Saturday 24 May 2014

GODZILLA

(Gareth Edwards, 2014)

Though it does finally reveal itself to be a movie about an enormous dinosaur fighting with a pair of colossal monsters in the middle of a city, Godzilla is an uncommonly intelligent, even poetic movie about an enormous dinosaur fighting with a pair of colossal monsters in the middle of a city.
Director Edwards brought a sense of haunting stillness and surprising beauty to his low-budget debut, Monsters, and he manages to replicate some of that here too, despite the massive budget and epic scope of this undertaking. What is perhaps most impressive however, is the way he is able to stay true to some of the spirit of the many Japanese iterations of Godzilla while making a film which is decidedly his own. That isn't to say that this Godzilla is entirely satisfying. Instead, for all its accomplishment, it is an oddly flat film, told at a curious remove.
Edwards borrows a lot from Steven Spielberg, introducing his creatures in stages, hinting and teasing, giving us a series of glimpses of Godzilla long before we see him proper. There is a a great deal of exposition early on, and Edwards handles it well, skilfully introducing scientists Ken Watanabe and Sally Hawkins, part of an organisation devoted to tracking Godzilla. In the opening scene, they find something else; evidence of the emergence of a prehistoric giant creature which has come from deep underground in the Phillipines.

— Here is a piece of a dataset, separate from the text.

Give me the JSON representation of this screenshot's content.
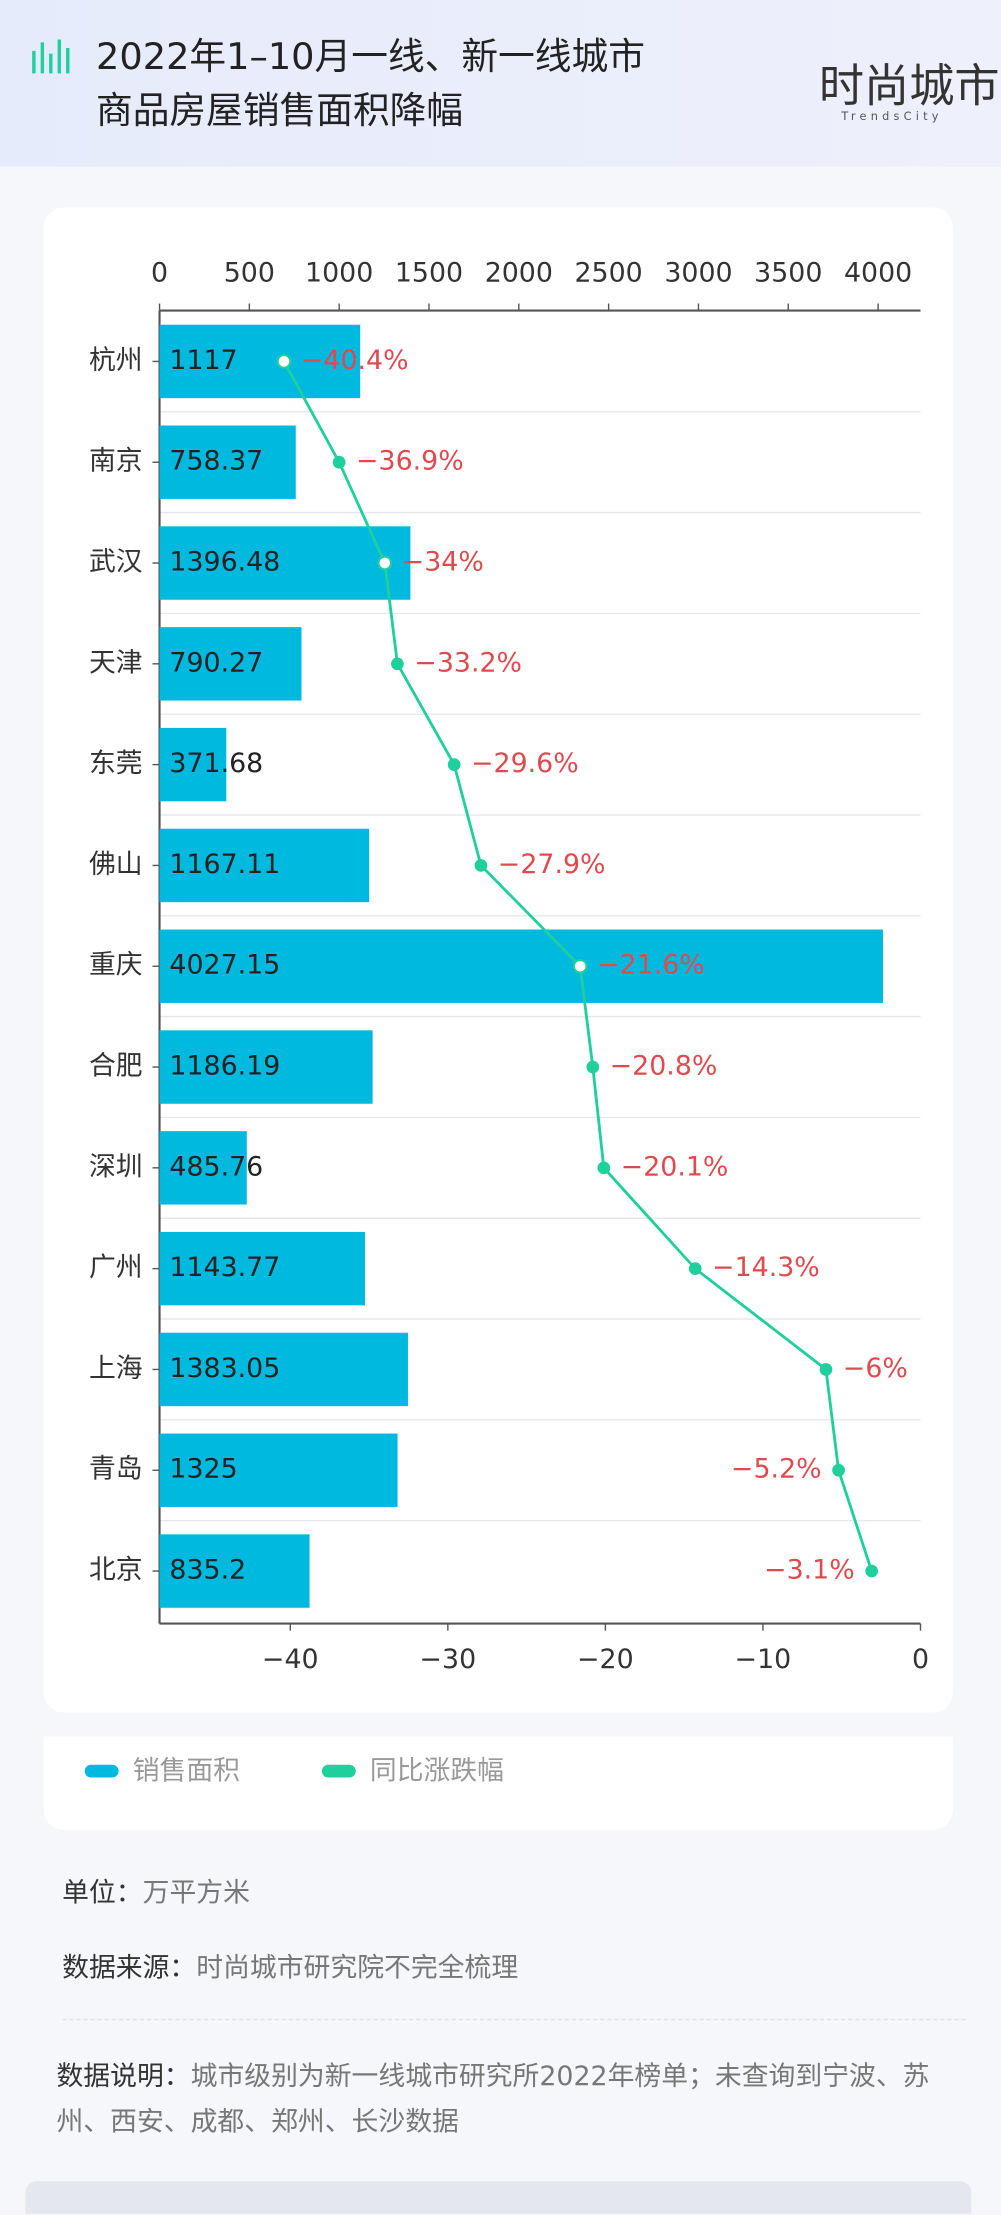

That creature heads for the nearest source of Nuclear radiation , which happens to be a Japanese reactor. Its arrival there causes a meltdown, and is covered up by the Government. A decade later, Edwards introduces a family drama to add a little human interest. The family are whats left of the Brodys. After his wife (Juliette Binoche) dies in the meltdown, and executive at the plant (Bryan Cranston) becomes obsessed with uncovering the truth behind the cover-up. His son (Aaron Taylor-Johnson) is dragged into this when he travels back to Japan to get his Dad out of jail. Together they discover that the creature, named a MUTO by the organisation, has survived the meltdown and has been feeding on the radiation until, fully grown, it is ready to mate.
It escapes a containment facility and heads across the Pacific towards a female MUTO somewhere in North America, creating havoc in Hawaii and summoning what the scientists believe is an alpha predator. Thus the scene is set as Godzilla sets about tracking and killing the two MUTOs while various human characters attempt to get out of his way or stop him entirely.
Those human characters are a definite weak point here. After the terrific early meltdown scene establishing the tragedy that defines the two Brody men, the stakes never seem quite so high. Instead the film seems to quietly work a theme of nature's absolute indifference to humanity, and it is as if the film itself shares some of that indifference. Edwards focuses, Terrence Malick style,  on insects in the background, dogs and wolves in Godzilla's path, the seagulls that cloud around him as he moves.
The people tend to stare dumbly at his enormity when he appears.
While the plot works overtime to allow Ford Brody to trail Godzilla across the pacific, he is never an interesting or compelling character. Part of that is down to Taylor-Johnson, a dull performer, but much of it is because the script gives him nothing but reactions to the situations he finds himself in. His wife (Elizabeth Olsen) is even less corporeal, a faint sketch of a character.
But Edwards still works some magic, engineering a handful of excellent set-pieces, imbuing some of them with that odd poetry he created in Monsters. The sequence where a squad of paratroopers HALO jump into a blacked-out San Francisco, trailing red smoke, is startlingly beautiful.
But soon after, the film focuses, as it must, on that enormous dinosaur, breathing blue flame at the two colossal monsters. And thats fine, and this is probably as good as any film about that could be, in one regard. But it is lacking something. For all that it is commendably devoted to shooting its monsters from a human-eye ground level, it seems to be lacking any humanity.